He might have won the Nobel Prize before I was born. Back in 1940, when he was a researcher at the Beth Israel Hospital in Boston (as in, "call Uncle Al at the BI"), he was studying the effects of infection on the heart and circulatory system. One of the effects seemed to be small bleeding ulcers. He had read that doctors had seen curved bacteria in the stomachs of (dead) ulcer patients, and he wanted to know what they were doing there and whether they had something to do with the ulcers in live patients. A surgical friend gave him some tissue from stomach surgeries, and a pathologist gave him a microscope and space, and he discovered what two Australians named Drs. Marshall and Warren discovered again 42 years later, earning them the Nobel Prize.
Equally miraculous, really, is that he happened to be my uncle; that he and I were both related to my mother and grandfather. My grandfather was a gambler. He went to Dartmouth on a football scholarship from Salem High. I was always told that he was "in insurance." In later years, he and Birdie tangoed.
My mother was blonde and a perfect size four until the day she died. The big money on my mother's side of the family was in the suit business. Fashion has never been my strong suit. My daughter ensured that no one would confuse the mother in her first novel with me by making her a fashion guru.
"Uncle Al doesn't talk to anyone," my mother would say, after he had spent the entire "evening affair" at somebody's bar mitzvah talking to me. Me? Me: not a blonde, not size four, but a size 12 14-year-old. "Why?" my mother, God bless her, totally perplexed, would look at me and say. "Why is Uncle Al talking to you?"
Uncle Al was a Harvard professor.
I was a majorette for Marblehead High. A cheerleader would have been better, but the majorettes had the second shortest skirts.
Uncle Al was an intellectual. I was an outcast. He was the star of the family. I was the fattest girl.

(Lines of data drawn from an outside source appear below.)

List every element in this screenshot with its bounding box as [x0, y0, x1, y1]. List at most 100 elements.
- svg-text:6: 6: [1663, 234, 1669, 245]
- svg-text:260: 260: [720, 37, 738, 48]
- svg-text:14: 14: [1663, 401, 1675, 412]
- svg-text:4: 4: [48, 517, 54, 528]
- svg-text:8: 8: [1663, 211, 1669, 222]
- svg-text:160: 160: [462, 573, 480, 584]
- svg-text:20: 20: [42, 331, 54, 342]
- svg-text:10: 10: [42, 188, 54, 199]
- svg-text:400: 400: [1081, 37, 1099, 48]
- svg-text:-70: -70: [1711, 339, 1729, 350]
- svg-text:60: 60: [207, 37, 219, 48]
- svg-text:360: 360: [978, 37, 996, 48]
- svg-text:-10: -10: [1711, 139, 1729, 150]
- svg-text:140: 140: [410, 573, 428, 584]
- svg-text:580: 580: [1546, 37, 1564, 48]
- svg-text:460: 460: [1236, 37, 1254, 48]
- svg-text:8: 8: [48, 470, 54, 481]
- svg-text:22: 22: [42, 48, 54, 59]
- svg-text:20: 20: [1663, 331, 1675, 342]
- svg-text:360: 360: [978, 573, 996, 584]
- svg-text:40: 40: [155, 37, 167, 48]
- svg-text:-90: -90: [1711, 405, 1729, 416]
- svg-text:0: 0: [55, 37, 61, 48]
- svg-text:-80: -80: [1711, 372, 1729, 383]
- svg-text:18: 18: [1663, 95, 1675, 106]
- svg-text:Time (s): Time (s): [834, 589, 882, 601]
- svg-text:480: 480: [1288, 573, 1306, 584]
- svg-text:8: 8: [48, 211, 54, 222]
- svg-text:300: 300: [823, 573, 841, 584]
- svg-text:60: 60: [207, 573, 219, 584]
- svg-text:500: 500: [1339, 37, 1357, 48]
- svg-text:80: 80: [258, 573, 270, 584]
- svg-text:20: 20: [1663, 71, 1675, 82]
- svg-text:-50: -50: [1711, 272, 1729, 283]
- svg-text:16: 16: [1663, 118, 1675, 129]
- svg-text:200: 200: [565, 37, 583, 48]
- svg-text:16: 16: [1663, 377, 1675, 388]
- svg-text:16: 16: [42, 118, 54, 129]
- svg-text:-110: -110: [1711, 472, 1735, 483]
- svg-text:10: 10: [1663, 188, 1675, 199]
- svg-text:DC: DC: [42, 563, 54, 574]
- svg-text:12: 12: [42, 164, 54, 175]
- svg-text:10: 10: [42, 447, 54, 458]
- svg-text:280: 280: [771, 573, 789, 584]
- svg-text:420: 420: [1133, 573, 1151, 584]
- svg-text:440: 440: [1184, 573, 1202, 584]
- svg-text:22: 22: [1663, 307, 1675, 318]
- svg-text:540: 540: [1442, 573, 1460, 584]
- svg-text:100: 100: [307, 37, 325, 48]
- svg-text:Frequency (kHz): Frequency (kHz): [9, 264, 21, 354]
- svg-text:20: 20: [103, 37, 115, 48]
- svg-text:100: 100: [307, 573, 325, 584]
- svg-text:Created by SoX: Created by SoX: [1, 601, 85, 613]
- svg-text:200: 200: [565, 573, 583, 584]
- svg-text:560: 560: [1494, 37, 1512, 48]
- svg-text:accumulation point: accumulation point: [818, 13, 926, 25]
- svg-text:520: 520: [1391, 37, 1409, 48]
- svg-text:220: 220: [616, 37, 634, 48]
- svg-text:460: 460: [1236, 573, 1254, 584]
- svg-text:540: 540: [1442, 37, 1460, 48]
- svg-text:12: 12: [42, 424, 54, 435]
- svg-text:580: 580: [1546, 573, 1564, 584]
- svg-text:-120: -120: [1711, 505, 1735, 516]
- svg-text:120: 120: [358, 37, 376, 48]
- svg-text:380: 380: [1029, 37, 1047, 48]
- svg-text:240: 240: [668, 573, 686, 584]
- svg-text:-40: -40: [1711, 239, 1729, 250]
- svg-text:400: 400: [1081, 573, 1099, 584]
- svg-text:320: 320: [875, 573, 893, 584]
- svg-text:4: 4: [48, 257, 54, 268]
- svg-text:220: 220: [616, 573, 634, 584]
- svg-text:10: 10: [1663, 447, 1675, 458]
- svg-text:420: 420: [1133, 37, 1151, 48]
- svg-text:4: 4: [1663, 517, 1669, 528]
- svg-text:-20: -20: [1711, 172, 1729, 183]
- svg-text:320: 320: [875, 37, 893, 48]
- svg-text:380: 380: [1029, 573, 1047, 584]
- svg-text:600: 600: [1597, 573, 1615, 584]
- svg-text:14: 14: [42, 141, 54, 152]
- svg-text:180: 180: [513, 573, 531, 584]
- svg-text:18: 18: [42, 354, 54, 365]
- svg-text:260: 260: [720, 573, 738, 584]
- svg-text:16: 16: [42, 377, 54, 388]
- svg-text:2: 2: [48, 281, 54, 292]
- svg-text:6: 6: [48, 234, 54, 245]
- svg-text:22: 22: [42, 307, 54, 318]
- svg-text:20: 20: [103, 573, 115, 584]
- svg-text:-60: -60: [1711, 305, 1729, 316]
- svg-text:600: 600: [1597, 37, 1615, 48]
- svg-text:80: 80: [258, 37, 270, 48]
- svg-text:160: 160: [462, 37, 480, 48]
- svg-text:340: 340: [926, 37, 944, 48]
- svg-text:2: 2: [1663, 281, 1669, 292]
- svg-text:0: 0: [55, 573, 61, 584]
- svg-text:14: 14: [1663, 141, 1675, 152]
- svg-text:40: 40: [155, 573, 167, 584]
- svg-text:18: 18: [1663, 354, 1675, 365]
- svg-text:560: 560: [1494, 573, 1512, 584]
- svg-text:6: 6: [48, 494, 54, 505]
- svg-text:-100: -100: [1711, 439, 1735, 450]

He gave me hope. He was, from the time I can remember having uncles, my very favorite. We were related. I might be like him.
I called him when my father was dying, and I called him when my mother was dying. Everyone in the family did. My father called him when his father and mother were dying. It never occurred to me until I was one that fancy Harvard professors don't take care of their niece's husband's parents.
He came in on Saturdays to help out at his brothers' suit warehouse, when it was open to the public. He was the only member of my family to come see me do my big speeches at Wellesley. He spent the last 20 years of his practice, beyond his 80s, taking care of the medical students at Harvard Medical School. He loved his wife and his family, music and art, medicine and science, and his patients, students and colleagues.
Last year was his 100th birthday. There was a big party at Harvard Medical School and then another at his apartment. He told me that he was enjoying music and art and books and food; and yes, he was still taking care of a few people, of course, longtime patients.
On Sunday, he gathered the family — his sons and daughters (not in-law) and the grandchildren and the great-grandchildren — and he said his goodbyes. On Tuesday, he died.
At first I was sad that no one called me, not on Sunday or Monday or Tuesday, not in time to tell him, again, thank you. But he was my "great uncle" — and he was surrounded by loving family, generations' worth, and I live thousands of miles away. Still. "He really liked you," my brother responded when I wrote to him, hearkening back to all those affairs where he mystified my mother by talking to me.
I will forever be grateful. I liked him even more.